Adapted and therefore lower standards in the cosmetics industry would mean that we could soon have cosmetic products on our shelves that contain harmful substances (e.g. hormone-disrupting substances), which are currently banned in the EU. Cosmetic products that have been developed using animal testing could find their way back onto the European market.
TTIP negotiations are purposely being conducted very much away from the public gaze. Even EU members of parliament only have limited access to the documents and only very little information is published on the internet. So far the delegates of national parliaments have had no opportunity to view the agreement.
The plan of a parallel legal system would give enterprises the opportunity to sue countries in private arbitration tribunals if the companies see their investments as being jeopardized by national laws or regulations. Compensation claims running into billions or laws that have to be revoked could be the result – without the sued countries having the opportunity to have such a judgement reviewed by democratically legitimized courts.
The parliaments are losing their influence to a committee that will be responsible for the adaptation of standards before members of parliament have even been given a chance to acquaint themselves with the treaty.

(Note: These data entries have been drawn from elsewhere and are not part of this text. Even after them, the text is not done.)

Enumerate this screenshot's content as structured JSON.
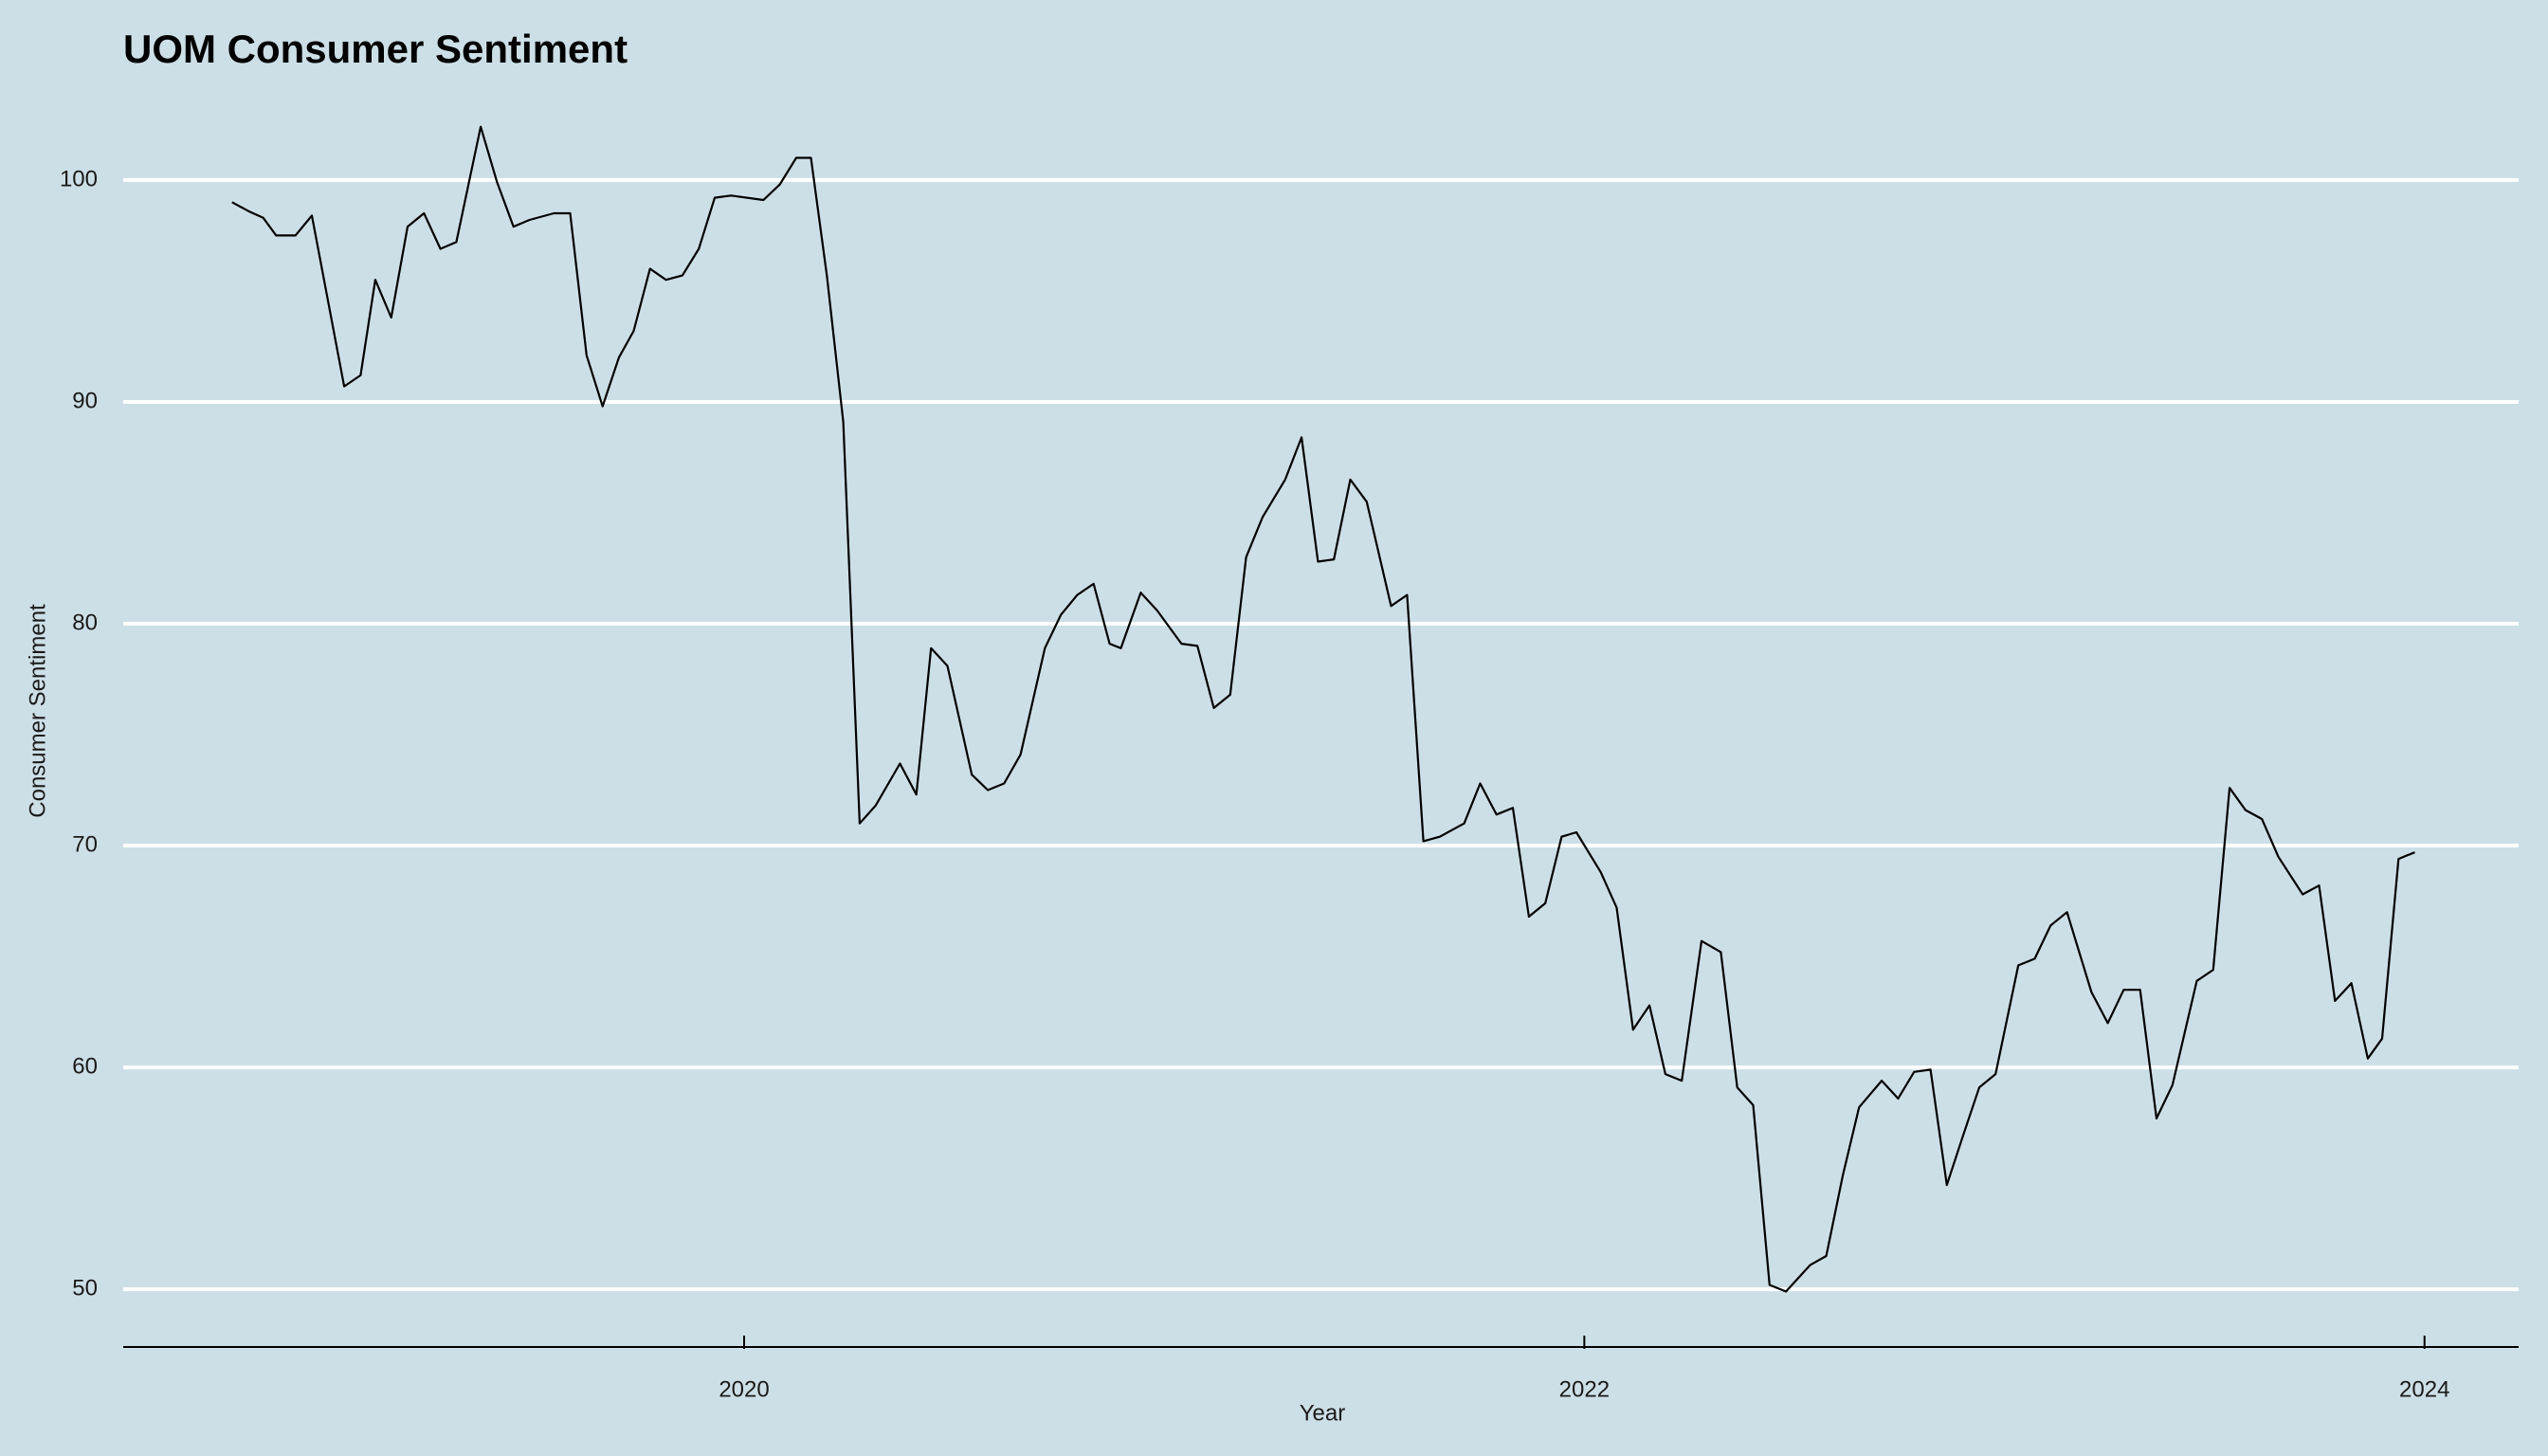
{
  "chart_data": {
    "type": "line",
    "title": "UOM Consumer Sentiment",
    "x_label": "Year",
    "y_label": "Consumer Sentiment",
    "x": [
      2018.781,
      2018.82,
      2018.855,
      2018.886,
      2018.932,
      2018.971,
      2019.048,
      2019.087,
      2019.122,
      2019.16,
      2019.199,
      2019.238,
      2019.277,
      2019.315,
      2019.373,
      2019.412,
      2019.451,
      2019.489,
      2019.547,
      2019.586,
      2019.625,
      2019.663,
      2019.702,
      2019.737,
      2019.776,
      2019.814,
      2019.853,
      2019.892,
      2019.93,
      2019.969,
      2020.046,
      2020.085,
      2020.124,
      2020.159,
      2020.197,
      2020.236,
      2020.275,
      2020.313,
      2020.371,
      2020.41,
      2020.445,
      2020.484,
      2020.542,
      2020.58,
      2020.619,
      2020.658,
      2020.716,
      2020.754,
      2020.793,
      2020.832,
      2020.87,
      2020.897,
      2020.944,
      2020.983,
      2021.041,
      2021.079,
      2021.118,
      2021.157,
      2021.195,
      2021.234,
      2021.288,
      2021.327,
      2021.366,
      2021.404,
      2021.443,
      2021.482,
      2021.54,
      2021.578,
      2021.617,
      2021.656,
      2021.714,
      2021.752,
      2021.791,
      2021.83,
      2021.868,
      2021.907,
      2021.946,
      2021.981,
      2022.039,
      2022.077,
      2022.116,
      2022.155,
      2022.193,
      2022.232,
      2022.279,
      2022.325,
      2022.364,
      2022.402,
      2022.441,
      2022.48,
      2022.538,
      2022.576,
      2022.615,
      2022.654,
      2022.708,
      2022.747,
      2022.785,
      2022.824,
      2022.863,
      2022.901,
      2022.94,
      2022.979,
      2023.033,
      2023.072,
      2023.11,
      2023.149,
      2023.207,
      2023.246,
      2023.284,
      2023.323,
      2023.362,
      2023.4,
      2023.458,
      2023.497,
      2023.536,
      2023.574,
      2023.613,
      2023.652,
      2023.71,
      2023.749,
      2023.787,
      2023.826,
      2023.865,
      2023.899,
      2023.938,
      2023.977
    ],
    "values": [
      99.0,
      98.6,
      98.3,
      97.5,
      97.5,
      98.4,
      90.7,
      91.2,
      95.5,
      93.8,
      97.9,
      98.5,
      96.9,
      97.2,
      102.4,
      99.9,
      97.9,
      98.2,
      98.5,
      98.5,
      92.1,
      89.8,
      92.0,
      93.2,
      96.0,
      95.5,
      95.7,
      96.9,
      99.2,
      99.3,
      99.1,
      99.8,
      101.0,
      101.0,
      95.7,
      89.1,
      71.0,
      71.8,
      73.7,
      72.3,
      78.9,
      78.1,
      73.2,
      72.5,
      72.8,
      74.1,
      78.9,
      80.4,
      81.3,
      81.8,
      79.1,
      78.9,
      81.4,
      80.6,
      79.1,
      79.0,
      76.2,
      76.8,
      83.0,
      84.8,
      86.5,
      88.4,
      82.8,
      82.9,
      86.5,
      85.5,
      80.8,
      81.3,
      70.2,
      70.4,
      71.0,
      72.8,
      71.4,
      71.7,
      66.8,
      67.4,
      70.4,
      70.6,
      68.8,
      67.2,
      61.7,
      62.8,
      59.7,
      59.4,
      65.7,
      65.2,
      59.1,
      58.3,
      50.2,
      49.9,
      51.1,
      51.5,
      55.1,
      58.2,
      59.4,
      58.6,
      59.8,
      59.9,
      54.7,
      56.9,
      59.1,
      59.7,
      64.6,
      64.9,
      66.4,
      67.0,
      63.4,
      62.0,
      63.5,
      63.5,
      57.7,
      59.2,
      63.9,
      64.4,
      72.6,
      71.6,
      71.2,
      69.5,
      67.8,
      68.2,
      63.0,
      63.8,
      60.4,
      61.3,
      69.4,
      69.7
    ],
    "color": "#000000",
    "xlim": [
      2018.522,
      2024.224
    ],
    "xticks": [
      2020,
      2022,
      2024
    ],
    "ylim": [
      47.4,
      103.5
    ],
    "yticks": [
      50,
      60,
      70,
      80,
      90,
      100
    ],
    "grid": true
  }
}
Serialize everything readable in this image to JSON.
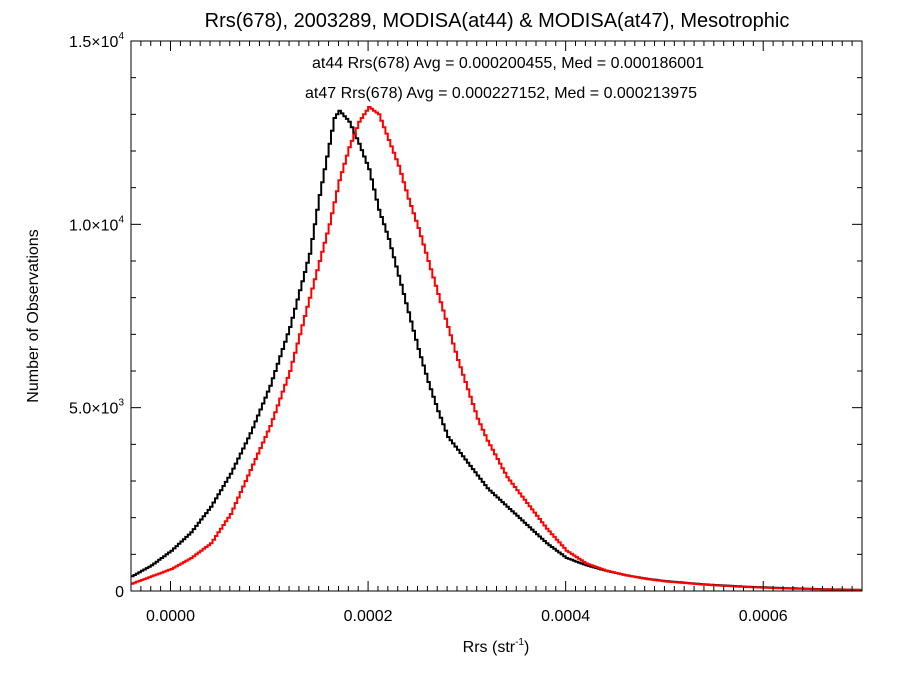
{
  "chart_data": {
    "type": "line",
    "title": "Rrs(678), 2003289, MODISA(at44) & MODISA(at47), Mesotrophic",
    "xlabel": "Rrs (str",
    "xlabel_sup": "-1",
    "xlabel_suffix": ")",
    "ylabel": "Number of Observations",
    "xlim": [
      -4e-05,
      0.0007
    ],
    "ylim": [
      0,
      15000
    ],
    "x_ticks": [
      {
        "value": 0.0,
        "label": "0.0000"
      },
      {
        "value": 0.0002,
        "label": "0.0002"
      },
      {
        "value": 0.0004,
        "label": "0.0004"
      },
      {
        "value": 0.0006,
        "label": "0.0006"
      }
    ],
    "y_ticks": [
      {
        "value": 0,
        "label": "0",
        "exp": ""
      },
      {
        "value": 5000,
        "label": "5.0×10",
        "exp": "3"
      },
      {
        "value": 10000,
        "label": "1.0×10",
        "exp": "4"
      },
      {
        "value": 15000,
        "label": "1.5×10",
        "exp": "4"
      }
    ],
    "annotations": [
      {
        "text": "at44 Rrs(678) Avg = 0.000200455, Med = 0.000186001",
        "color": "#000000"
      },
      {
        "text": "at47 Rrs(678) Avg = 0.000227152, Med = 0.000213975",
        "color": "#ff0000"
      }
    ],
    "grid": false,
    "series": [
      {
        "name": "at44",
        "color": "#000000",
        "points": [
          [
            -4e-05,
            400
          ],
          [
            -2e-05,
            700
          ],
          [
            0.0,
            1100
          ],
          [
            2e-05,
            1600
          ],
          [
            4e-05,
            2300
          ],
          [
            6e-05,
            3200
          ],
          [
            8e-05,
            4300
          ],
          [
            0.0001,
            5600
          ],
          [
            0.00012,
            7200
          ],
          [
            0.00014,
            9200
          ],
          [
            0.00015,
            10800
          ],
          [
            0.00016,
            12200
          ],
          [
            0.000165,
            12900
          ],
          [
            0.00017,
            13100
          ],
          [
            0.00018,
            12800
          ],
          [
            0.00019,
            12200
          ],
          [
            0.0002,
            11500
          ],
          [
            0.00021,
            10400
          ],
          [
            0.00022,
            9600
          ],
          [
            0.00023,
            8600
          ],
          [
            0.00024,
            7600
          ],
          [
            0.00025,
            6600
          ],
          [
            0.00026,
            5700
          ],
          [
            0.00027,
            4900
          ],
          [
            0.00028,
            4200
          ],
          [
            0.0003,
            3500
          ],
          [
            0.00032,
            2800
          ],
          [
            0.00034,
            2300
          ],
          [
            0.00036,
            1800
          ],
          [
            0.00038,
            1300
          ],
          [
            0.0004,
            900
          ],
          [
            0.00042,
            700
          ],
          [
            0.00044,
            550
          ],
          [
            0.00046,
            430
          ],
          [
            0.00048,
            340
          ],
          [
            0.0005,
            270
          ],
          [
            0.00054,
            180
          ],
          [
            0.00058,
            120
          ],
          [
            0.00062,
            80
          ],
          [
            0.00066,
            50
          ],
          [
            0.0007,
            30
          ]
        ]
      },
      {
        "name": "at47",
        "color": "#ff0000",
        "points": [
          [
            -4e-05,
            200
          ],
          [
            -2e-05,
            400
          ],
          [
            0.0,
            600
          ],
          [
            2e-05,
            900
          ],
          [
            4e-05,
            1300
          ],
          [
            6e-05,
            2100
          ],
          [
            8e-05,
            3300
          ],
          [
            0.0001,
            4500
          ],
          [
            0.00012,
            6000
          ],
          [
            0.00014,
            8000
          ],
          [
            0.00016,
            10000
          ],
          [
            0.00017,
            11200
          ],
          [
            0.00018,
            12100
          ],
          [
            0.00019,
            12800
          ],
          [
            0.0002,
            13200
          ],
          [
            0.00021,
            13000
          ],
          [
            0.00022,
            12300
          ],
          [
            0.00023,
            11600
          ],
          [
            0.00024,
            10700
          ],
          [
            0.00025,
            9900
          ],
          [
            0.00026,
            9000
          ],
          [
            0.00027,
            8100
          ],
          [
            0.00028,
            7200
          ],
          [
            0.00029,
            6300
          ],
          [
            0.0003,
            5500
          ],
          [
            0.00031,
            4700
          ],
          [
            0.00032,
            4100
          ],
          [
            0.00033,
            3600
          ],
          [
            0.00034,
            3100
          ],
          [
            0.00036,
            2400
          ],
          [
            0.00038,
            1700
          ],
          [
            0.0004,
            1100
          ],
          [
            0.00042,
            750
          ],
          [
            0.00044,
            560
          ],
          [
            0.00046,
            430
          ],
          [
            0.00048,
            330
          ],
          [
            0.0005,
            260
          ],
          [
            0.00054,
            170
          ],
          [
            0.00058,
            110
          ],
          [
            0.00062,
            70
          ],
          [
            0.00066,
            45
          ],
          [
            0.0007,
            25
          ]
        ]
      }
    ]
  }
}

To sum up, TTIP is synonymous with the far-reaching loss of sovereignty of the European Union and its individual countries, as well as of the people of Europe and the USA. Instead, large corporations will increasingly gain power and have a direct influence on the legislation and its implementation.
Who is on which side?
The environmental organization Greenpeace has significantly shaped and enforced the precautionary principle (according to which the safety of a product has to be proven by its manufacturer). With campaigns focusing on dilute acids, chlorine bleaches and gene technology, Greenpeace has been protecting the environment and people from dangers for a number of decades now.
In Germany the big coalition of CDU (Christian Democrats) and SPD (Social Democrats) endorses and supports TTIP, despite the fact that the topic is not without controversy, especially amongst the SPD’s grassroots supporters.
Who is primarily responsible?
The most important supporters of TTIP are the heads of government represented in the European Council: in the case of Germany, Federal Chancellor Angela Merkel, as well as the European Union’s MPs. Ultimately, EU governments – together with the European Parliament – will vote whether to go ahead with the deal once EU and US negotiators have come up with a final agreement.
The aim of Greenpeace as an environmental organization is to prevent TTIP.
Environmental and consumer protection in Europe needs to be safeguarded and it is imperative that a future improvement of the consumer and environmental protection laws is secured. But this is only possible if as many people as possible stand up and voice their objection – after all, there’s nothing politicians fear more than the discontent of their voters. This is why it’s necessary to communicate the complex and multi-faceted topic of TTIP as clearly as possible in a way that everyone understands.